— Да, ты стал настоящим. Кто бы мог подумать! Орденоносец! Скажи честно, почему тогда не сбежал?

— Не люблю, когда меня считают трусом.

— Это правильно. Вот ты не испугался, выполнил интернациональный долг, защищал наши интересы в Афганистане, а дружки твои продолжали тут дурить и дурость свою законами советскими оправдывать. И нашелся на них закон. Посадили их, Скворцова посадили, Тайчера, Высоцкого, Капитанова. Не скоро им белый свет увидеть. Скажи, тогда на выборах, это вы листовки расклеивали? Дело прошлое, можешь сказать.

Александр грустно посмотрел на военкома и грустно же ответил:

— Не знаю, о чем вы говорите, товарищ полковник.
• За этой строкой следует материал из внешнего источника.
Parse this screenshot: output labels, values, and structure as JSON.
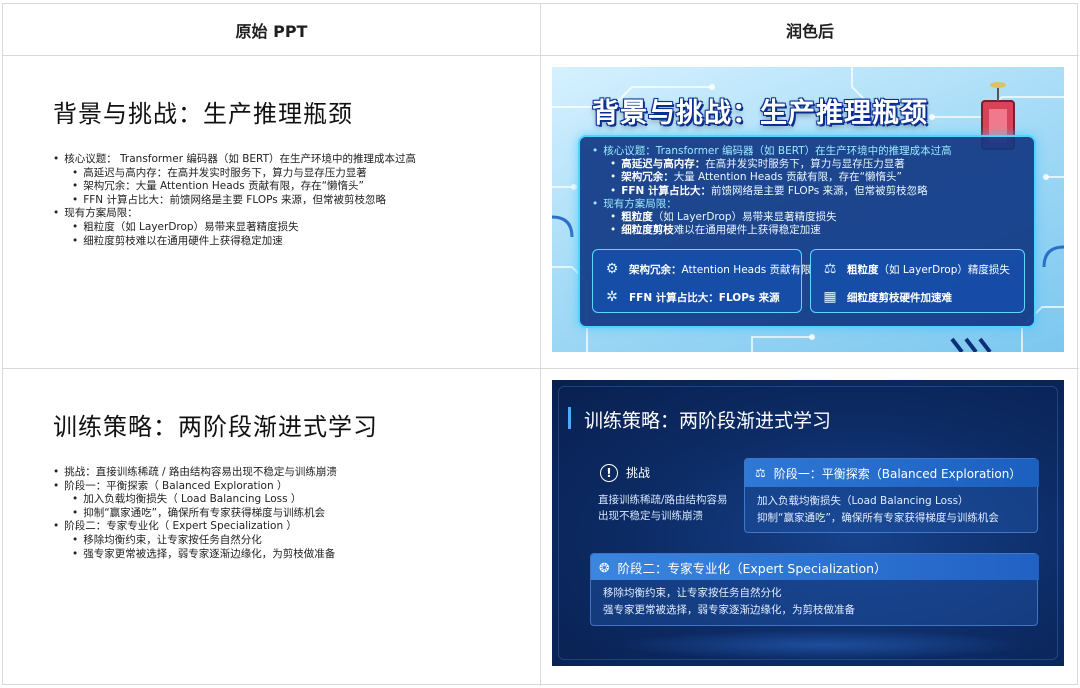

— Вот, опять шутишь с порядком. Что думаешь делать на гражданке?

— На завод пойду. Какая теперь учеба?

О Лене во время прохождения военной службы Александр думал, в сущности, мало. К чему? Он обманул ее: попрощавшись почти равнодушно, оставил при ней себя, каким он хотел быть, и день за днем силой фантазии обтесывал, подравнивал, лакировал себя в ее душе. Получалось неплохо. Он даже привык: созданный там помимо Лениной воли, вне ее знания, образ Александра дышал благородством и помогал ему, реальному, существовать тут. Лена была драгоценным сосудом, в ней он сохранил себя, чтобы попытаться, перемахнув через грязь последних лет, заслужить уважение к себе в будущем. Он так думал и так верил, пока не подошел к ее дому. «Я из нее сделал «сейф» своих иллюзий и трусости, хотя она об этом не знает и никогда не узнает. Но теперь — расскажу всю правду. Какие силы запрещают одному человеку искать спасения в душе другого?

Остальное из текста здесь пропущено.